Model Context Protocol – Teaching Diagram

Layer 1 · Architecture — The Three Components

Protocol roles

🧠

MCP Host

Claude Desktop, Claude Code, your app

🔌

MCP Client

Built into host, manages connections

📡

MCP Protocol

JSON-RPC 2.0 over stdio or HTTP+SSE

⚙️

MCP Server

Exposes tools, resources, prompts

🗃️

External Systems

APIs, databases, filesystems

MCP Host The AI application the user interacts with — Claude Desktop, Claude Code, or any custom app built with an MCP SDK. The host controls which MCP servers to connect to and which capabilities the LLM is permitted to use.

MCP Client Lives inside the host. Maintains a 1-to-1 connection with each MCP server, speaks the protocol, and mediates between the LLM's tool-call requests and the server's responses. One host can manage many clients simultaneously.

MCP Server A lightweight process — any language, any machine — that advertises a set of capabilities and executes them on demand.
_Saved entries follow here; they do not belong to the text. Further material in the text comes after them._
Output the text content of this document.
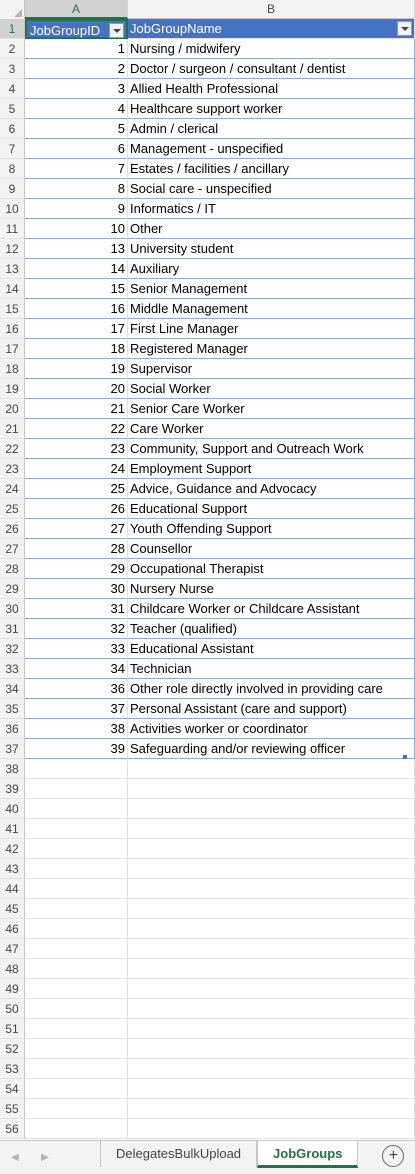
A	B
1	JobGroupID	JobGroupName
2	1 Nursing / midwifery
3	2 Doctor / surgeon / consultant / dentist
4	3 Allied Health Professional
5	4 Healthcare support worker
6	5 Admin / clerical
7	6 Management - unspecified
8	7 Estates / facilities / ancillary
9	8 Social care - unspecified
10	9 Informatics / IT
11	10 Other
12	13 University student
13	14 Auxiliary
14	15 Senior Management
15	16 Middle Management
16	17 First Line Manager
17	18 Registered Manager
18	19 Supervisor
19	20 Social Worker
20	21 Senior Care Worker
21	22 Care Worker
22	23 Community, Support and Outreach Work
23	24 Employment Support
24	25 Advice, Guidance and Advocacy
25	26 Educational Support
26	27 Youth Offending Support
27	28 Counsellor
28	29 Occupational Therapist
29	30 Nursery Nurse
30	31 Childcare Worker or Childcare Assistant
31	32 Teacher (qualified)
32	33 Educational Assistant
33	34 Technician
34	36 Other role directly involved in providing care
35	37 Personal Assistant (care and support)
36	38 Activities worker or coordinator
37	39 Safeguarding and/or reviewing officer
38
39
40
41
42
43
44
45
46
47
48
49
50
51
52
53
54
55
56
◀	▶	DelegatesBulkUpload	JobGroups	+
Servers can be local child processes (stdio) or remote services (HTTP+SSE). They are fully isolated from the host.

Layer 2 · Tool Call Flow — One Round Trip

Per tool invocation

💬

User Prompt

Natural language request

🧠

LLM Decides

Selects tool + builds arguments

📤

Tool Request

JSON-RPC call over protocol

⚡

Server Executes

Calls API, DB, filesystem

📥

Tool Result

Returned to LLM context

✅

Final Answer

Grounded in live data

Capability discovery On connect, the client calls tools/list, resources/list, and prompts/list. The server's capability schemas are injected into the LLM's system prompt. The LLM never calls tools directly — it emits a structured tool_use block which the host intercepts.

Tool execution The host routes the LLM's tool-call output to the right MCP client, which sends a tools/call JSON-RPC request to the server. The server runs the logic in isolation and returns a content result. Human-in-the-loop approval can be inserted here before execution.

Result injection The tool result is appended to the conversation as a tool_result message. The LLM resumes generation with real, live data now in its context window. Multiple tools can be called sequentially or in parallel within a single turn.

The Three Primitives

🔧

Tools

Executable functions the LLM can invoke to take action or fetch dynamic data. Each tool has a name, description, and a JSON schema for its parameters. The LLM reads the schema and decides when and how to call it.

search_web run_query read_file call_api

📂

Resources

Read-only data the host can load into context — files, records, configs. Unlike tools, resources are pulled by the host at its discretion, not called by the LLM. Think of them as structured context injection.

file://app.log db://users/42 config://env

💡

Prompts

Reusable prompt templates with optional arguments, exposed as slash commands or workflow starters. Server authors pre-package instructions to guide the LLM toward specific tasks without the user typing them each time.

/summarize /code-review /debug

❌ Without MCP

Every AI application builds its own bespoke integrations. A coding assistant has custom Git code; a support bot has custom Zendesk code — none of it transfers. Context is stale: the LLM can only know what was baked into training or manually pasted into the prompt. Adding a new data source means rewriting the app.

✅ With MCP

One MCP server plugs into any MCP-compatible host without modification. A filesystem server works in Claude Desktop, Claude Code, and your custom app alike. The LLM gains live access to real-world data on demand, turning static completions into grounded, up-to-date, actionable responses.

How It Works — Step by Step

Startup — Client connects and discovers capabilities

When the host launches, it connects to each configured MCP server and sends an initialize handshake. It then calls tools/list, resources/list, and prompts/list to ask "what can you do?" The server responds with JSON schemas for everything it exposes. These schemas are automatically injected into the LLM's system prompt so it knows every available tool and how to call it.

Routing — The LLM outputs a structured tool call

The LLM doesn't execute anything directly. When it decides a tool is needed, it emits a tool_use block in its response — containing the tool name, arguments as JSON, and a unique call ID. The host intercepts this before showing any output to the user. This interception point is where human-in-the-loop approval can be inserted: the host can pause and ask the user to confirm before the tool runs.

Execution — Server runs the tool in isolation

The MCP client sends a tools/call JSON-RPC message to the server with the tool name and arguments. The server executes — querying a database, calling an external API, reading a file, running a subprocess — and returns a content block containing text, structured data, or even images. This runs inside the server's isolated process, completely separate from the LLM and host. The server has no access to the conversation history.

Grounding — The result enters the LLM's context

The tool result is appended to the conversation thread as a tool_result message. The LLM resumes generation with fresh, real-world data now in its context window. It can chain additional tool calls — searching, then reading, then summarizing — or synthesize a final answer that directly cites the retrieved data. The output is grounded in live information, not training-time guesses.